The gun is a system and I treat it as such be replacing springs. I use Wolff XP mag springs in my Glocks when replacing the factory mag springs.

skyugo
12-23-08, 03:01
I think Glock recommends replacing the recoil spring guide about every 3-5K rounds now. It's been 2 years since my last Glock course. If someone wants to try a slightly different trigger feel put a 3.5lb connector in with a NY trigger. My Glocks are that way and I like the feel.

is that a bit less mushy? the NY spring is supposed to be a bit more durable too right?
how are those ghost connectors? i've heard they're great, and i've also heard they suck. :confused: soooo... damn the internet for bombarding me with too much info.

PLCedeno
12-23-08, 08:03
Lets try to stay on the topic at hand. Firing pin spring. Sense we dont have a real concensous here it is even more interesting than i would have guessed.

Alpha Sierra
12-23-08, 11:32
isn't it cycling a spring that causes wear? leaving it set in one position shouldn't hurt it right? that's what i've gathered from all the "should i leave my mags loaded?" threads... :confused:
You are correct.

That internet myth about spring compression just does NOT want to die no matter how many mechanical engineers and metallurgists weigh in on it. It makes "sense" to laymen that a compressed spring weakens progressively so they continue to argue far out of their lane.
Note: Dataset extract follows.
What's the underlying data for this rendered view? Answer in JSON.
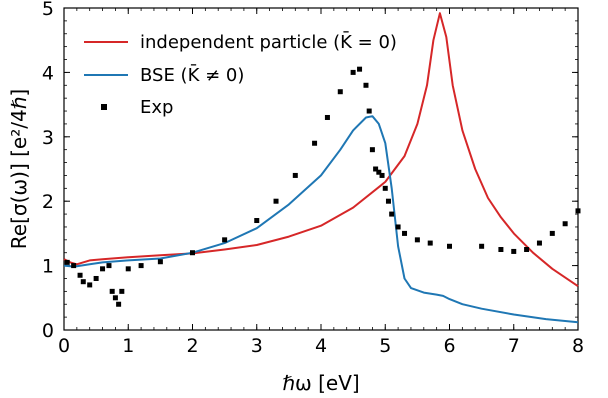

Condensed version: springs take an initial set on their first compression and they stay at that length until cyclical stresses weaken it to the point of sagging or breaking. If you compress a spring and leave it compressed for a year, it will be the same free length when you do release it.

Alpha Sierra
12-23-08, 11:37
How long can a glock remain loaded and chambered before the firing pin spring weakens? Any thoughts on when to replace?
Time is not the concern, number of cycles is. So use whatever round count interval is recommended by those who know. What I do know is that leaving a spring compressed does not weaken it.